Le spectacle de Barney's Gladstone a débuté le 19 octobre 1991 devant une petite foule. J'étais là. Et au bar par la suite, il n'y avait pas vraiment le sentiment que tout cela était particulièrement important. Juste une autre nuit dans ce climat aux changements indéterminés. Mais ensuite, je me souviens que Gladstone était emballé presque tous les jours par la suite. Les gens semblaient savoir qu’un cap était franchi. Quelque chose se passait ici. Quelque chose de grand. (J'ai eu à nouveau ce sentiment peu de temps après lors de l'ouverture d'un centre de dessin en 1994, avec la fresque murale géante en papier découpé de Kara Walker, diplômée du RISD, représentant le Sud d'avant-guerre, qui m'a mis le feu à l'arrière de la tête et m'a fait savoir qu'un Goya moderne était venu. dans le pays pour rejoindre le moi boschien de Barney.)

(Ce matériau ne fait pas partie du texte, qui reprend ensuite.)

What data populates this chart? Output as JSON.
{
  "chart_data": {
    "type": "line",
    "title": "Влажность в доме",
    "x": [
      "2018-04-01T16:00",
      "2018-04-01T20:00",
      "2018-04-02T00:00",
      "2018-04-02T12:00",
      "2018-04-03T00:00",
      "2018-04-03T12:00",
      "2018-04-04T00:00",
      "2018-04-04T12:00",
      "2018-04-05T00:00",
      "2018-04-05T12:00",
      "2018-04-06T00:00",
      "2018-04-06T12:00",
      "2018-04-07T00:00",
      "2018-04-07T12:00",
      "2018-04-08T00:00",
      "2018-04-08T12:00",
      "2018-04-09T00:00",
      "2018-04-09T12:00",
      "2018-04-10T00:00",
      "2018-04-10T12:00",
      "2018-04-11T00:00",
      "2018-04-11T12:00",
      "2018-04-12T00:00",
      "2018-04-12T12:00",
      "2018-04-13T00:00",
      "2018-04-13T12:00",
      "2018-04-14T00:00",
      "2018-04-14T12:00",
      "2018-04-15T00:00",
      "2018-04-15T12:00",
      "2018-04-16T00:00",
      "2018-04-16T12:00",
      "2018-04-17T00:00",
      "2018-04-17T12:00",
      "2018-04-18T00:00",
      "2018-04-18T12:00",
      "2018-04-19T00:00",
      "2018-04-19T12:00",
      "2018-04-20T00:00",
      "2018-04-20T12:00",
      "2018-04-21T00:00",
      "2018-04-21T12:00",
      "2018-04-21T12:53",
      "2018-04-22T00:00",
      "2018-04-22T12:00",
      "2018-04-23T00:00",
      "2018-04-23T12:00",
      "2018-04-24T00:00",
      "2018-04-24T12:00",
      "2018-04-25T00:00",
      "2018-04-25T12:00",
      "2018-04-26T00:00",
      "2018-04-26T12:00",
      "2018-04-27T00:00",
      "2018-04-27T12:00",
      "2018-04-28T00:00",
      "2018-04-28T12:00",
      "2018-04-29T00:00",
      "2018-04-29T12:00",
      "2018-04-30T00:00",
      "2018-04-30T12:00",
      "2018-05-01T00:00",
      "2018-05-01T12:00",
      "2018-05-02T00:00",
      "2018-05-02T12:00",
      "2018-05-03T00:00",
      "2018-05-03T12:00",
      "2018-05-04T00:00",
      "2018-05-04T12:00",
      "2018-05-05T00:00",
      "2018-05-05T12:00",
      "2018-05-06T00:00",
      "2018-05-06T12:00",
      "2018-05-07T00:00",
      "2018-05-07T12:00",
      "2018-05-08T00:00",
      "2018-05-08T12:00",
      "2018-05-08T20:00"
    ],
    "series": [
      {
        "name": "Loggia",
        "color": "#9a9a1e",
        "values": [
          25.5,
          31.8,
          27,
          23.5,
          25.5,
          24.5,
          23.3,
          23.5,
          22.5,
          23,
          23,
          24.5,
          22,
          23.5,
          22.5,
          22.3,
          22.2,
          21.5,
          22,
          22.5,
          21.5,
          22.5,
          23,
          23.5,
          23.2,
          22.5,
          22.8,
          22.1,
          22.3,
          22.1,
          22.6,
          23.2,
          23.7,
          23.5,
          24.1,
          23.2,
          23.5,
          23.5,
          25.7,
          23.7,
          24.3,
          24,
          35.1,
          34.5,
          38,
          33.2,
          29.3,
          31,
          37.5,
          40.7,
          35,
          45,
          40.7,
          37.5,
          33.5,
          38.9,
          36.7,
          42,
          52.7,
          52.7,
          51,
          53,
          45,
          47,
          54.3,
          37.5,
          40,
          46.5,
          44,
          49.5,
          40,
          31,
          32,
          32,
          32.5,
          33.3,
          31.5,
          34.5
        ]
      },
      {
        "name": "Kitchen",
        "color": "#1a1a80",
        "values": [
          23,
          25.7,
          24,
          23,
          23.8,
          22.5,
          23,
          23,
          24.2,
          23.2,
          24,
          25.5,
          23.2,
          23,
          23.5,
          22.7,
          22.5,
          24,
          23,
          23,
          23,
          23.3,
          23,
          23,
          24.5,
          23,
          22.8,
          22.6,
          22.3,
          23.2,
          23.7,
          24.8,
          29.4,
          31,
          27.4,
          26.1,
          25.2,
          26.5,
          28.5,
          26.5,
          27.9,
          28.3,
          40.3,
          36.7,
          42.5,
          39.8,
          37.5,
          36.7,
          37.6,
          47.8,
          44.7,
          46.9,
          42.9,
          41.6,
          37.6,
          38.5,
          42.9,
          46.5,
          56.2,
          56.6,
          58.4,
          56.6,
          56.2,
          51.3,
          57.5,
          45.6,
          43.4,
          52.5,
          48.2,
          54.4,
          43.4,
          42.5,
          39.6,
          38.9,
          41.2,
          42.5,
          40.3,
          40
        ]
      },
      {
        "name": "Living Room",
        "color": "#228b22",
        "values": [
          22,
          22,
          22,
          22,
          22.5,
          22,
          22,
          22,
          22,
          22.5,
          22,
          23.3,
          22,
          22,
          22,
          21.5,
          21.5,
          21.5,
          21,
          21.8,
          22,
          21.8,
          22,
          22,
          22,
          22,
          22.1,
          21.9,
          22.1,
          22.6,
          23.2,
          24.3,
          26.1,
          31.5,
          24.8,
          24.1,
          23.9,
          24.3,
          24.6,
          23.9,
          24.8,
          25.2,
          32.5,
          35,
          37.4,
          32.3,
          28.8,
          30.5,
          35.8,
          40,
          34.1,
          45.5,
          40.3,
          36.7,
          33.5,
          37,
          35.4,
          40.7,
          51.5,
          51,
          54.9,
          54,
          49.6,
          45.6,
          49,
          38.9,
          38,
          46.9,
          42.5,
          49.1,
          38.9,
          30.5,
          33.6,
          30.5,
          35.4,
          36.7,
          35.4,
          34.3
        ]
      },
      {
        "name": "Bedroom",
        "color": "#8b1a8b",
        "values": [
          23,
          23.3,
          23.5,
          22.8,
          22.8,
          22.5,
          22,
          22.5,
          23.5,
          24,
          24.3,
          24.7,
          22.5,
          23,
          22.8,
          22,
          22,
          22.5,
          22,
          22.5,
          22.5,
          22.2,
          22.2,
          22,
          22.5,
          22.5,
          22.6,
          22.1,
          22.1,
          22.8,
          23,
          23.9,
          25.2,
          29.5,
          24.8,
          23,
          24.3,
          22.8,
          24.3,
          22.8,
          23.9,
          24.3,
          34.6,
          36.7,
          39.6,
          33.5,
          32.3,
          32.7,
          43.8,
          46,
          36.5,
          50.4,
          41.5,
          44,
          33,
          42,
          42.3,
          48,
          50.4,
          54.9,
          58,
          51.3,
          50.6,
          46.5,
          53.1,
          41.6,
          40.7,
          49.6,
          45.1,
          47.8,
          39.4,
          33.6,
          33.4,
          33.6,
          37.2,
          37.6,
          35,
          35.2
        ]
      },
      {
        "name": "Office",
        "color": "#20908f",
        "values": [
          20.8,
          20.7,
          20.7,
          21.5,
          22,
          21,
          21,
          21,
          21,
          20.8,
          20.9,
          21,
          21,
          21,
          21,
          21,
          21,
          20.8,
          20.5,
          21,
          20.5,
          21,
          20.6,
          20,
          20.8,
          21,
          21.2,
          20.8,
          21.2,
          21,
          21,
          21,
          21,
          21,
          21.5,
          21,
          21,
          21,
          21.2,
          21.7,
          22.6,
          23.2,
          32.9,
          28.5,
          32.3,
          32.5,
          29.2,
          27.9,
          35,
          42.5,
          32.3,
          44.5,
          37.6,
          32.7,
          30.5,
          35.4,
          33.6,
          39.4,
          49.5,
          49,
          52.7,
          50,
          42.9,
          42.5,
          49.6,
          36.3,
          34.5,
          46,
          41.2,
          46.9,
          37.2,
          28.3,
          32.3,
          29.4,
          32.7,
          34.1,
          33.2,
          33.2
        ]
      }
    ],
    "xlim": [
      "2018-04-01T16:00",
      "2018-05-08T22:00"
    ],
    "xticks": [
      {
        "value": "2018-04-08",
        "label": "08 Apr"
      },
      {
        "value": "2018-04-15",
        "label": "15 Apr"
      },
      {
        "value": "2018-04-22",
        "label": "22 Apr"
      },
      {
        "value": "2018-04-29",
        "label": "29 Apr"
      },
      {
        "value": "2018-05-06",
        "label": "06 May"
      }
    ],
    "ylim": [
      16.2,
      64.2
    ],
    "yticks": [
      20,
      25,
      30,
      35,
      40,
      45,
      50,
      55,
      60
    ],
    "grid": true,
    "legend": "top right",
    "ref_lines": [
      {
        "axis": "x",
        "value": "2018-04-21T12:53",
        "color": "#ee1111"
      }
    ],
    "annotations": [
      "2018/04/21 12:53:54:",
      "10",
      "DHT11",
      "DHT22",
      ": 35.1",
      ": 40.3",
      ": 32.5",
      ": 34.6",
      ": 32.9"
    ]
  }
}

J'avais eu une prémonition à propos de Barney la veille de son ouverture. Ce soir-là, l'un des artistes les plus hyperconscients, les plus articulés et les plus doués de la fin des années 1980, Ashley Bickerton – qui, selon beaucoup, fut l'un des premiers à identifier Barney alors qu'il était encore étudiant à Yale – célébrait son propre spectacle qui devait s'ouvrir au tant vanté. Galerie Sonnabend le lendemain soir. À l’époque, Bickerton était une figure clé d’un groupe d’artistes apparus au milieu des années 1980, parmi lesquels Koons, Peter Halley et Haim Steinbach ; fait partie d'un mouvement baptisé Neo Geo. Ces artistes avaient commencé à exposer dans l’East Village, avaient tous quitté leurs galeries pour le puissant centre commercial de Soho, Sonnabend, et ont conquis la vedette et l’argent à la fin de la décennie. Cependant, cette nuit de 1991, Bickerton – toujours un magicien perspicace – savait qu'il y avait autre chose dans l'air. Dans un petit bar de Soho, j'ai vu Bickerton et le jeune Damien Hirst debout autour de Barney. À l’époque comme aujourd’hui, Barney n’était pas un scénographe ; il était silencieux, toujours dans son atelier. Aujourd'hui, même en tant qu'un des artistes les plus célèbres du monde, on ne le voit plus dans les fêtes ou dans les magazines de style de vie. Il travaille simplement dans son propre monde. Mais Bickerton a découvert une nouvelle essence en perspective – et ce que cela signifiait dans un sens plus large. Tard dans la nuit, je me souviens que Bickerton avait embrassé Barney avec un amour sincère et répétait encore et encore : « Je ne suis rien, mec. C'est toi qui l'es.
Le voyant Bickerton avait à moitié raison : Bickerton lui-même fait toujours un excellent travail. Cette nuit-là, il souffrait seulement d’une vague de mauvais remède connu sous le nom de haine de soi avant le spectacle. Mais là, à ce moment-là, Bickerton avait raison : Barney était un « ça ». Pour moi, il est toujours l'une des portes d'accès aux recoins les plus profonds de l'art, de la narration et de l'imagination matérielle. Plus que jamais.
"Matthew Barney : Facilité du déclin» à la Gladstone Gallery jusqu'au 22 octobre.
*Une version de cet article paraît dans le numéro du 17 octobre 2016 deNew YorkRevue.